Treatment options include:
- Topical medications such as corticosteroids, which are anti-inflammatory drugs, are applied to the skin to add color to the affected area
- Light treatment, which uses a special kind of light or laser to restore lost color pigment in the skin
- PUVA light treatment (UVA, or ultraviolet A, light therapy) combined with Psoralen, which is a medication that enhances how much UVA light your skin can absorb
- Surgery that replaces the affected skin with unaffected skin from another part of your body
- Ginkgo biloba, an herb, to help bring back the skin pigment or stop the patches from spreading (more research is needed)
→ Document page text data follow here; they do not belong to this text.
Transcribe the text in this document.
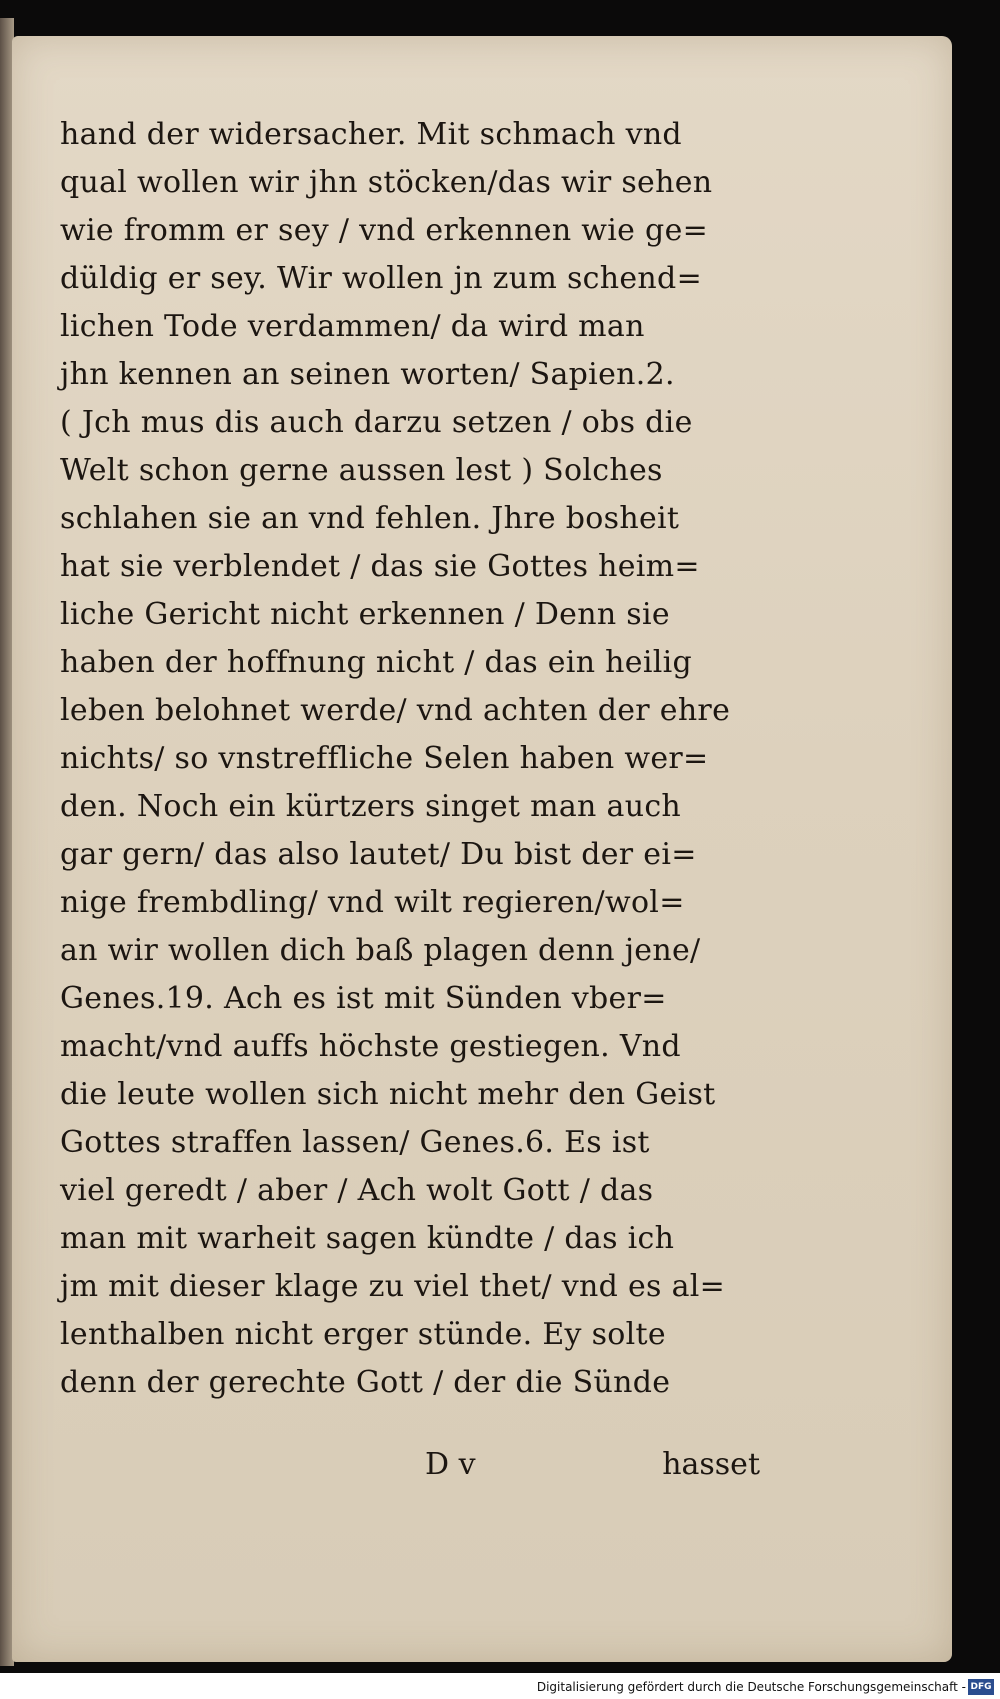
hand der widersacher. Mit schmach vnd
qual wollen wir jhn stöcken/das wir sehen
wie fromm er sey / vnd erkennen wie ge=
düldig er sey. Wir wollen jn zum schend=
lichen Tode verdammen/ da wird man
jhn kennen an seinen worten/ Sapien.2.
( Jch mus dis auch darzu setzen / obs die
Welt schon gerne aussen lest ) Solches
schlahen sie an vnd fehlen. Jhre bosheit
hat sie verblendet / das sie Gottes heim=
liche Gericht nicht erkennen / Denn sie
haben der hoffnung nicht / das ein heilig
leben belohnet werde/ vnd achten der ehre
nichts/ so vnstreffliche Selen haben wer=
den. Noch ein kürtzers singet man auch
gar gern/ das also lautet/ Du bist der ei=
nige frembdling/ vnd wilt regieren/wol=
an wir wollen dich baß plagen denn jene/
Genes.19. Ach es ist mit Sünden vber=
macht/vnd auffs höchste gestiegen. Vnd
die leute wollen sich nicht mehr den Geist
Gottes straffen lassen/ Genes.6. Es ist
viel geredt / aber / Ach wolt Gott / das
man mit warheit sagen kündte / das ich
jm mit dieser klage zu viel thet/ vnd es al=
lenthalben nicht erger stünde. Ey solte
denn der gerechte Gott / der die Sünde
D v	hasset
Digitalisierung gefördert durch die Deutsche Forschungsgemeinschaft - DFG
- Depigmentation, which is the process of removing all pigment from the skin so it is all one color
Is Treatment Always Necessary?
Although some people opt for treatment for cosmetic reasons, vitiligo doesn’t always require treatment. Very few people experience pain, itching, or symptoms in the patches of skin, and, for that reason, many people decide not to treat it at all.
A Word From Verywell
While vitiligo can cause some people to feel uncomfortable about the way their skin looks, it is not a dangerous condition. There’s not much a person can do about their genetics, either, so if you do happen to develop vitiligo because of genetics, you have two options: seek treatment or embrace your unique skin.
Many models with vitiligo have chosen to embrace their patches and see their skin as a striking characteristic as opposed to a flaw. Whether you seek treatment is up to you, but know that your skin is beautiful either way.
Frequently Asked Questions
How do you pronounce vitiligo?
The proper pronunciation of vitiligo is vih-tuh-LIE-go.
Does vitiligo hurt?
Vitiligo does not hurt. Even if the skin patches spread across large areas of skin, very few people experience painful or irritating symptoms that are often the case in other types of skin conditions. Burning, itching or pain are not likely to occur when a person has vitiligo.
Can you stop vitiligo from spreading?
There is no cure or prevention for vitiligo, and that means that you cannot stop the condition from spreading. In some cases, treatment can help to restore pigment to the patches of skin that have lost their color and prevent any further color loss. The best way to keep the condition from spreading is staying out of the sun, as exposure to the sun can further damage the skin causing further loss of color.
What age does vitiligo start?
Researchers have not been able to determine an average age of onset and a person can develop vitiligo at any age or at any point in their life. That being said, roughly 25% of people with the condition developed it before they reached the age of 10.